Quando abri os olhos, enxerguei apenas uma mancha de céu azul. Mais do que as ondas quebrando no mar, ouvi vozes agudas que se misturavam e zuniam ao pé do meu ouvido. Ao tentar me erguer, surpresa. Meus braços, minhas pernas e até meus cabelos estavam presos por centenas de cordinhas firmemente atadas a estacas menores e mais finas que palitos de dente. Virei os olhos o mais que pude e vi um homenzinho de seis polegadas sobre o meu peito.
— Estou sonhando? — perguntei.
— Quieto! — disse ele, e me espetou com a minúscula lança que trazia consigo. Foi como levar uma picada de abelha.
— Ai!
— Quieto! — disse ele de novo, e de novo me espetou.
Resolvi aguentar a dor porque logo vi que o homenzinho não estava só. Havia pelo menos uns mil iguais a ele. Todos armados com lancinhas, arquinhos e flechinhas.
Só então pude notar que os diabinhos estavam empenhados em explorar o meu corpo. Alguns entravam pelos bolsos da minha calça; outros, pelos da camisa. Um pequeno grupo, com o auxílio de correntes e cavalos em miniatura, tentava arrancar uma de minhas botas.
Senti uma coceira quente no ouvido. É que um dos homenzinhos, segurando um facão e uma tocha, enfiava-se pelo buraco da minha orelha esquerda. Temendo que eles resolvessem explorar outros dos meus orifícios, decidi tomar uma atitude. Comecei a me soprar e a me torcer em caretas horríveis, assim como quem está com as mãos ocupadas mas precisa se livrar de moscas incômodas. Uma gargalhada de formigas explodiu ao meu redor.
— Que lugar é esse?
Pensei que o homenzinho me espetaria de novo, mas não. Cheio de pose, respondeu:
— Você está em Lilipute.
— Lilipute é? Saia já da minha orelha. E nem pensem em entrar nas minhas cuecas. Se insistirem, “liliputo” ficarei eu!

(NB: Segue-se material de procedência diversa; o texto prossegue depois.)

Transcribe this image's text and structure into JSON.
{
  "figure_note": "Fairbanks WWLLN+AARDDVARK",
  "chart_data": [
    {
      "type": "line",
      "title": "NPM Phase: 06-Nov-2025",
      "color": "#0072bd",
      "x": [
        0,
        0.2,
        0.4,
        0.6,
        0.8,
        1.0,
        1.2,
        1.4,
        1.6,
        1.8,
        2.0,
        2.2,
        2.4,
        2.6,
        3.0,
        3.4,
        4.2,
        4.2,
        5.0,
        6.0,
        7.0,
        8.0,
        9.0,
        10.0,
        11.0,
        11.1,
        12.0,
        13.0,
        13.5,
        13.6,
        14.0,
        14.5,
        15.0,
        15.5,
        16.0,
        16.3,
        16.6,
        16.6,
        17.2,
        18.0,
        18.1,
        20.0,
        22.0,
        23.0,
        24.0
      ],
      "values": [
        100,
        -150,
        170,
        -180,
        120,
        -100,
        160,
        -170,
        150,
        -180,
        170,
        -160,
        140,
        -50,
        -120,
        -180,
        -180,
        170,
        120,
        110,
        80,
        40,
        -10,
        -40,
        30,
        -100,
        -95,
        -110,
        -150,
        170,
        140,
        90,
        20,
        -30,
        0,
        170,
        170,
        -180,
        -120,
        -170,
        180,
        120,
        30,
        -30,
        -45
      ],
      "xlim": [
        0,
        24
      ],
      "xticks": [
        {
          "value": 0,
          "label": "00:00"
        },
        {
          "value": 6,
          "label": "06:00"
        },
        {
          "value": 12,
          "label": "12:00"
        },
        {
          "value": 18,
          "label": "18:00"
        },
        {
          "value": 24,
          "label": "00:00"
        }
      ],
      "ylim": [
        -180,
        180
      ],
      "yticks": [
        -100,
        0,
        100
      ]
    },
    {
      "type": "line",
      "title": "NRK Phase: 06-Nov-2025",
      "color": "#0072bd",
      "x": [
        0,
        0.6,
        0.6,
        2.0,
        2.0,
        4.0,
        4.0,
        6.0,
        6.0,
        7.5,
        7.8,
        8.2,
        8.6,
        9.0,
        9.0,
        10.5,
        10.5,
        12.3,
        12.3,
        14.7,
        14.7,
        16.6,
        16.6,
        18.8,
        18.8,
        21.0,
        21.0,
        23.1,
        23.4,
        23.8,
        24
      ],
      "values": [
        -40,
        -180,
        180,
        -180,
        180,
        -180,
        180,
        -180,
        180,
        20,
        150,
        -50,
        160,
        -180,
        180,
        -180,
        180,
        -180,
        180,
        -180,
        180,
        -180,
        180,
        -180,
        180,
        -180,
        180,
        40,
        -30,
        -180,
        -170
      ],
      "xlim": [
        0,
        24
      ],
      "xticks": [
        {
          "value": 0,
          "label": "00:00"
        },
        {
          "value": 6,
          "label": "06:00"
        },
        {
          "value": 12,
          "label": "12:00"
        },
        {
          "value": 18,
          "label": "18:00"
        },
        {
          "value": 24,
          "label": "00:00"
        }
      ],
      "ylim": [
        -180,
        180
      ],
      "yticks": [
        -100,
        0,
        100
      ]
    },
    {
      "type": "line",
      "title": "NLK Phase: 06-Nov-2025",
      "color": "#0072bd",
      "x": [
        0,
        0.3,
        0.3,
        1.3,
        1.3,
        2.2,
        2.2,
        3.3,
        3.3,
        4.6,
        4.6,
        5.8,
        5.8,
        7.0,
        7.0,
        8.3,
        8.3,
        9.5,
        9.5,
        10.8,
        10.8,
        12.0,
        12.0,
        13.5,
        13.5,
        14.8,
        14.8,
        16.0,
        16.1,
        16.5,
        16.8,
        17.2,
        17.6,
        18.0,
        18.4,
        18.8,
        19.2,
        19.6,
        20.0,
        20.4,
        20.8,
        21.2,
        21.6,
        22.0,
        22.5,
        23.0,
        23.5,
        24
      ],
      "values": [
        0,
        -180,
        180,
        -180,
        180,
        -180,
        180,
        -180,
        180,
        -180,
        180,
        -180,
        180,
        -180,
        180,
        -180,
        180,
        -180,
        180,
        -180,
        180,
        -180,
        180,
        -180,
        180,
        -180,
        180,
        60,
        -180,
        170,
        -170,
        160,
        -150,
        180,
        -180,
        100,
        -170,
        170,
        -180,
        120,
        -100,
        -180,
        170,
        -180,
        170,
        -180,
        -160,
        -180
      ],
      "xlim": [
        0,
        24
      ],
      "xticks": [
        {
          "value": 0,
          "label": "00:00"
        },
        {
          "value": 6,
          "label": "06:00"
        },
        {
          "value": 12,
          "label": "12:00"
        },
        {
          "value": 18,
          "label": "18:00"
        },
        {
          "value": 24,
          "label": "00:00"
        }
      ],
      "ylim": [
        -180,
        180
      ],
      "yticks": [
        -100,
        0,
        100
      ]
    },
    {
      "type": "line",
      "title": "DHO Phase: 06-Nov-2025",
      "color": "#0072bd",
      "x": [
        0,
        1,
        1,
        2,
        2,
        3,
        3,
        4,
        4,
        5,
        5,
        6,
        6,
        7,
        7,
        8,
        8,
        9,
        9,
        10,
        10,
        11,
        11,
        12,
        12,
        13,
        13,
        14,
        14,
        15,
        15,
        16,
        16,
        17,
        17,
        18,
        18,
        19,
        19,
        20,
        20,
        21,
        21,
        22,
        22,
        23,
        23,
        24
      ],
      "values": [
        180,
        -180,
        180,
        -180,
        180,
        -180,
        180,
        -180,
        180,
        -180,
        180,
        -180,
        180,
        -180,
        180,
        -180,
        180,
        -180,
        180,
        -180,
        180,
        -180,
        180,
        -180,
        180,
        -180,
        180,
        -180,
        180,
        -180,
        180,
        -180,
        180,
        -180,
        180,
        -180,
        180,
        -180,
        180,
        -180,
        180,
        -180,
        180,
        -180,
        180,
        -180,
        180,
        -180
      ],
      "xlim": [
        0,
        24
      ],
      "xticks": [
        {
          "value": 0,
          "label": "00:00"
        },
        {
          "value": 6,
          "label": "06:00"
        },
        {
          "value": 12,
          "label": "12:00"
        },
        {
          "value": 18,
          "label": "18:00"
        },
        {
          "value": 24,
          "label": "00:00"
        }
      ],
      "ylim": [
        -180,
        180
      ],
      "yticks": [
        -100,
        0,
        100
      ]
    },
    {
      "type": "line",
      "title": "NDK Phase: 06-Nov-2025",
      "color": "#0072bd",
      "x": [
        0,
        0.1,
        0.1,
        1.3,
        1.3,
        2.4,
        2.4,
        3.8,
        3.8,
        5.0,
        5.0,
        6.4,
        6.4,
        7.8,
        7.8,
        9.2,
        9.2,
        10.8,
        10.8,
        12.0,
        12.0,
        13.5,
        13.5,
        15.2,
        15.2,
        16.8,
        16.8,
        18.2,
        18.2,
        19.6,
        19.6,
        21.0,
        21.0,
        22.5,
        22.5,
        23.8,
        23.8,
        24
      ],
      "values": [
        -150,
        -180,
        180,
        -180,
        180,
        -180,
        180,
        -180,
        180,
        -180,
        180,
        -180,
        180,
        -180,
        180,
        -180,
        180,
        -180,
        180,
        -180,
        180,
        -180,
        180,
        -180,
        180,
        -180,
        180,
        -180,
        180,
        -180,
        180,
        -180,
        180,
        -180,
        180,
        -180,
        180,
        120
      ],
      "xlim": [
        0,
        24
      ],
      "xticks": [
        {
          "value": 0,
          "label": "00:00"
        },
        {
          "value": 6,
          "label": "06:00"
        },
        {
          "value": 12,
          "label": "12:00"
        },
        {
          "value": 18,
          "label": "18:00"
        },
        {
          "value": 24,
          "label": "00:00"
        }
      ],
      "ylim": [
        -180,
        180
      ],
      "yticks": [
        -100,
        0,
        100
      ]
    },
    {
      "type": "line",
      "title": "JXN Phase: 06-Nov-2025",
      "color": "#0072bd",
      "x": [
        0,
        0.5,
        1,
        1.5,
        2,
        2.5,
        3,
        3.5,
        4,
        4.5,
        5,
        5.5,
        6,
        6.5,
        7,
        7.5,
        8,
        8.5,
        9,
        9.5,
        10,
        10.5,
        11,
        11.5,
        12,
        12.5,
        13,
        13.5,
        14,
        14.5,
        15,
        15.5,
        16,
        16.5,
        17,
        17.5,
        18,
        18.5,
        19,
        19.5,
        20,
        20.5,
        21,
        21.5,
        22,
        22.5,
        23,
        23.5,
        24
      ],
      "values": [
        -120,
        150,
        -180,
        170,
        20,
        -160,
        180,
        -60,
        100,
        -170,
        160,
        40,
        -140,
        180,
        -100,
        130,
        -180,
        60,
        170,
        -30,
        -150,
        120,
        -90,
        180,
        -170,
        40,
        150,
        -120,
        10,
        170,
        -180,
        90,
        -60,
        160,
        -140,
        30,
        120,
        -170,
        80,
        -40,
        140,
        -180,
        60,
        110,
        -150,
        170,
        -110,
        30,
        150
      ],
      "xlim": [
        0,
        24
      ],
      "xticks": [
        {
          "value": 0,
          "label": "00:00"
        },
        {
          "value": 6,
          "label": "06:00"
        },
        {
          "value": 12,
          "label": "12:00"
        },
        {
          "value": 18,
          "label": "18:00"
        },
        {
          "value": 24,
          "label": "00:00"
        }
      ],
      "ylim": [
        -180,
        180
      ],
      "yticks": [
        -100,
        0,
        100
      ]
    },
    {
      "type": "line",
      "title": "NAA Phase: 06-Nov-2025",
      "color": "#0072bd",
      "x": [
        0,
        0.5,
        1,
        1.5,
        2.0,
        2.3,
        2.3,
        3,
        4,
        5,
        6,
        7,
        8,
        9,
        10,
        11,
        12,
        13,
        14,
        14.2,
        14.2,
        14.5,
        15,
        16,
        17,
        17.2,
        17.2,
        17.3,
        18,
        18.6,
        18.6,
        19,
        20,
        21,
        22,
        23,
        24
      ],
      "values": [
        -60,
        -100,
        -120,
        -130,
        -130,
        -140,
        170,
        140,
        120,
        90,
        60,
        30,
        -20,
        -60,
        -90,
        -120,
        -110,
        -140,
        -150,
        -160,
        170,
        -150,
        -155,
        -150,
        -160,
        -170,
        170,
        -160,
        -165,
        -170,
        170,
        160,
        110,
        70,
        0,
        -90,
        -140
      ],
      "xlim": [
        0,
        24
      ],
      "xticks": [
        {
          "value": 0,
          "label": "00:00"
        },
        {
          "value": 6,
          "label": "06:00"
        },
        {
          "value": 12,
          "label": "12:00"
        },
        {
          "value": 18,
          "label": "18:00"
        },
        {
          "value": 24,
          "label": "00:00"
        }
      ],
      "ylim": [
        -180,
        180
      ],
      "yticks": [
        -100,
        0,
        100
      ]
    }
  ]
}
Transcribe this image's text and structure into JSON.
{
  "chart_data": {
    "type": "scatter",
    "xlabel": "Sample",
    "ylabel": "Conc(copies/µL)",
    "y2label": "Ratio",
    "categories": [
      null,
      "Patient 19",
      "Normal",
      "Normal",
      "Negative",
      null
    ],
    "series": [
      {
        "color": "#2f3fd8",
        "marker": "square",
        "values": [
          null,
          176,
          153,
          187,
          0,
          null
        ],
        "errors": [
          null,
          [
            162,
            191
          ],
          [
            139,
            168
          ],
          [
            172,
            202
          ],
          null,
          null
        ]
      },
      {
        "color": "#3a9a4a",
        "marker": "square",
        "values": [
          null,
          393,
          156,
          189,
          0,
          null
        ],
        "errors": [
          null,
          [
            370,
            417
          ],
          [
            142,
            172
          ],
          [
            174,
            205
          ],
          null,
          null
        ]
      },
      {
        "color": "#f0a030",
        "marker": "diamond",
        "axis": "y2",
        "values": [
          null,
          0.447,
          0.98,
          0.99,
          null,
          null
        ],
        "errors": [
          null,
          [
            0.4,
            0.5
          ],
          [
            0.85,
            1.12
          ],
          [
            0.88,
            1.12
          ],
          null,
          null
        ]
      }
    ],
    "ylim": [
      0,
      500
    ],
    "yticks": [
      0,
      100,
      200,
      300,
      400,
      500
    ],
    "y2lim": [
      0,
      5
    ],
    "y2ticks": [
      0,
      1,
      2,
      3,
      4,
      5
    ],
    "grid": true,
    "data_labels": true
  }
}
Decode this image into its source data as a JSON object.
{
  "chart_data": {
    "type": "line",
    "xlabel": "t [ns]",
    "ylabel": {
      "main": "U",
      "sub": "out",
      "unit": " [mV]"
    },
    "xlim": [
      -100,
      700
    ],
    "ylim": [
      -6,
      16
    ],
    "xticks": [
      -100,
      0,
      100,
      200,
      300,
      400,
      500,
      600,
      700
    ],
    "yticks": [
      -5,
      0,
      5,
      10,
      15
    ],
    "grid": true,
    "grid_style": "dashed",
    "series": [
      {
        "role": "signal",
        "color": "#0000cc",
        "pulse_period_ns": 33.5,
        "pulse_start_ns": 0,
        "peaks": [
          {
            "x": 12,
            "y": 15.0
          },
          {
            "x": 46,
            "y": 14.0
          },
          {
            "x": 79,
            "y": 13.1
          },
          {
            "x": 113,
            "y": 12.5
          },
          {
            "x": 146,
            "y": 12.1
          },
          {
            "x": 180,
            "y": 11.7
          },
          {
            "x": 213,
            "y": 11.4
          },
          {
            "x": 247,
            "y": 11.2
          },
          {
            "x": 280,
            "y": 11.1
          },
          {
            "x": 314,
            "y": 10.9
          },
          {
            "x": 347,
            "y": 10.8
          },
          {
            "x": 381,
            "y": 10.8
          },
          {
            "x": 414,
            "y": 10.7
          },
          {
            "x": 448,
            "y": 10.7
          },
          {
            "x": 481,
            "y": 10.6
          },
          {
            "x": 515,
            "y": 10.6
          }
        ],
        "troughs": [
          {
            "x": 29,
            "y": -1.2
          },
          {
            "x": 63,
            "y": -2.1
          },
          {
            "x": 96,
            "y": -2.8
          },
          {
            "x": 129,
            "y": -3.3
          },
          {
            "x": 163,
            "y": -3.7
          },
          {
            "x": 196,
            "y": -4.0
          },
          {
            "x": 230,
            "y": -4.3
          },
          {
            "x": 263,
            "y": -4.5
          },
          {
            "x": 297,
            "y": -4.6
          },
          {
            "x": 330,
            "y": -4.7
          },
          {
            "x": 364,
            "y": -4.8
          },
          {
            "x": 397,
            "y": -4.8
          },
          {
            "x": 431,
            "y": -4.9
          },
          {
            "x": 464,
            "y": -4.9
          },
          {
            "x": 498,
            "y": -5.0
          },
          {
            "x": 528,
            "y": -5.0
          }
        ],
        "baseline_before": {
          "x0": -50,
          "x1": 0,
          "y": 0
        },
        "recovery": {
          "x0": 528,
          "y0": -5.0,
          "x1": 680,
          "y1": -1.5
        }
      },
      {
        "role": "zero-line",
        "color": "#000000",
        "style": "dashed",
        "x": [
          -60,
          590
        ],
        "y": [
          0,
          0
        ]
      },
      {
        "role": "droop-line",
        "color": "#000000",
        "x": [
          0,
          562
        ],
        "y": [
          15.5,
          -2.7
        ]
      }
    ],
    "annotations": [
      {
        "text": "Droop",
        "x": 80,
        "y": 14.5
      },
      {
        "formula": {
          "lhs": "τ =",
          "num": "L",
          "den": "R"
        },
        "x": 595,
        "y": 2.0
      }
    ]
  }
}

O homenzinho tentou calar minha insolência com a lança, mas dessa vez fui mais rápido. Soprei o safado com toda a força dos meus pulmões. O golpe de ar o atingiu em cheio. Ele voou longe, longe.
Os outros se assustaram. Berrei um palavrão (que não posso repetir aqui) tão alto, mas tão alto, que quase todos os liliputianos ficaram momentaneamente surdos. Livrei-me das cordas, que eram mais frágeis do que supus, e comecei a soprar e a dar piparotes nos monstrinhos.
De repente apareceu o rei pedindo clemência. Atenderia qualquer desejo se eu parasse de sacanear com o povo dele. Pedi algo para escrever. Trouxeram-me, do exterior, um navio carregado de cadernos de caligrafia. Com a pontinha das unhas, peguei uma pena e comecei a anotar as frases deste texto. Cada letra, cada ponto, cada vírgula, ocupava um caderno inteiro. Quanto trabalho, meu Deus!
Eqnutnao perpravra os dios mil e qiuhntenos pombos-croerio que lveariam o tetxo ao jnaorl, mtoius cdearnos e mtaius lteras se msitaurram, cfunondnindo a prate final da mnesgaem. Tomara que o pessoal da redação tenha arranjado um tempinho para reorganizar tudo antes de publicar.